Motel de la Plaza, suite 618, ore 14:54 di un giorno d’agosto. Diario vocale di Eric.


Anche questa Nancy... no, deve aver detto Jessy... comunque se n’è appena andata. Da come faceva ballonzolare il suo culetto alto, raccolto e molto meno coperto di come ce l’aveva mia sorella all’età del punk che forse è la sua stessa, dal fatto che è uscita dalla porta saltando e sorridendo con le lacrime agli occhi ad almeno venti centimetri sopra il tappeto, direi che le è piaciuto parecchio e che dopotutto ho ancora qualche colpo da sparare anche a luci spente. Forse le ha fatto male, ma chissene importa... non le capiterà mai più di farsi il chitarrista dei Night Ravagers, e vivrà nel sogno tutta la vita, nel sogno le sembrerà che sono il più grande amatore e uomo del mondo con l’arnese più grande dell’universo, eccetera, eccetera.
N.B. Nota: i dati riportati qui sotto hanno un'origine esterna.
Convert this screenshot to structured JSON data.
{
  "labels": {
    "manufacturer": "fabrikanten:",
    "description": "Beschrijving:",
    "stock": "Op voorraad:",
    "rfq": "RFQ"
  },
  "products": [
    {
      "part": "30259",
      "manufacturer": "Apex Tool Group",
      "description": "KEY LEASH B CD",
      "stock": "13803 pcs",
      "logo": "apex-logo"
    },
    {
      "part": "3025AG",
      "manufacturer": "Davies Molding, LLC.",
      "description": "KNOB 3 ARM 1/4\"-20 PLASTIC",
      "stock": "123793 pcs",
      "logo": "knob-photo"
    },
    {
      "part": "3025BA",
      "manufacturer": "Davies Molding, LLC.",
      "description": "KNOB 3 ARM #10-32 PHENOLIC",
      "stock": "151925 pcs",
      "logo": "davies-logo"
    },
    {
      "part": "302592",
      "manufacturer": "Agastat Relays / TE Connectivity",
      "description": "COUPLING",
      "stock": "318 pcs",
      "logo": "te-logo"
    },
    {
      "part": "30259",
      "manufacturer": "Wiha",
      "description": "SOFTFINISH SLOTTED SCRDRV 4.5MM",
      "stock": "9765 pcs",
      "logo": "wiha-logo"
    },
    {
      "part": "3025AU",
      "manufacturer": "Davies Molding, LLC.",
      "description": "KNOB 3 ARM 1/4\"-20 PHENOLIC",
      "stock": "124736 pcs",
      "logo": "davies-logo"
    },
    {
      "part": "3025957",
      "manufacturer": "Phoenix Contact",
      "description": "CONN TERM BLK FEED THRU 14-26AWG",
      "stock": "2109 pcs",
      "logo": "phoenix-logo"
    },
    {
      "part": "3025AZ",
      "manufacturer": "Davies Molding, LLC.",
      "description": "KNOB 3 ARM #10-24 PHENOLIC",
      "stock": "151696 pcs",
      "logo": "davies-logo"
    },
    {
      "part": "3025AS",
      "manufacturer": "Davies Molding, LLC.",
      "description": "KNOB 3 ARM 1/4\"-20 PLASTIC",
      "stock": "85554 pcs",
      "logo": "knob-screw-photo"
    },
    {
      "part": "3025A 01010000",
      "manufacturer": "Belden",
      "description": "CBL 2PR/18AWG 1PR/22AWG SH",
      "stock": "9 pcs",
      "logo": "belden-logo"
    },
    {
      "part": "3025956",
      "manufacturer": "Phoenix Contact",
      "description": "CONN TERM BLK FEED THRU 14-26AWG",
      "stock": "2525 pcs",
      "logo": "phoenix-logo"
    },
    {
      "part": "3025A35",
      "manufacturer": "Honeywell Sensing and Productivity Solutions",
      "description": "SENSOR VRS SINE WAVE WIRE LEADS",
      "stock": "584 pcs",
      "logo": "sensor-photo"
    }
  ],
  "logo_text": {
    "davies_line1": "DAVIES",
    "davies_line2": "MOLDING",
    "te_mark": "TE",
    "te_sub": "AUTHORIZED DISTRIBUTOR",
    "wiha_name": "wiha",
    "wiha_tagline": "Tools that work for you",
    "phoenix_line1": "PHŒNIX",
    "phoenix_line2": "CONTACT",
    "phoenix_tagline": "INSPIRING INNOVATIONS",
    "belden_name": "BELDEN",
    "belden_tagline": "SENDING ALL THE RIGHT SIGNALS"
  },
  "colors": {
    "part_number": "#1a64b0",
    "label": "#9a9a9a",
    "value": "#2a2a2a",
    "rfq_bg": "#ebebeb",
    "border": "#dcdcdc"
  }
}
Vantaggi dell’essere Eric Savarn, certo, ma soprattutto un mucchio di balle. In ogni caso, per oggi meglio che non chiedano permessi speciali per questo e per ogni altro genere di ‘autografi’, perché temo che le manderò al diavolo anche se sono belle come il peccato. Oggi la storia mi troverà sul tappeto con la testa sfondata. L'inserviente che verrà alle 8 di sera a chiedermi se voglio del cognac del cinquantasette, non sentendomi rispondere, chiamerà prima il mio caro Eno (che oggi non ho contattato né invitato qui) come da me disposto, e non trovandolo perché si sarà già scopato una e poi fatto come una spugna per darci dentro ancora, chiamerà la polizia lasciandole l’onore di farmi rivivere nella leggenda. In effetti, si sentirano probabilmente le solite stronzate, che era il solito sosia mitomane mentre quello vero si è ritirato a vita privata in un ranch nel New Jersey, e qualcun altro lo ha visto contemporaneamente a Tokyo, a Ground Zero e a parlare con la salma di Fidel. Che credano quello che vogliono, vivo o morto, non fa alcuna differenza.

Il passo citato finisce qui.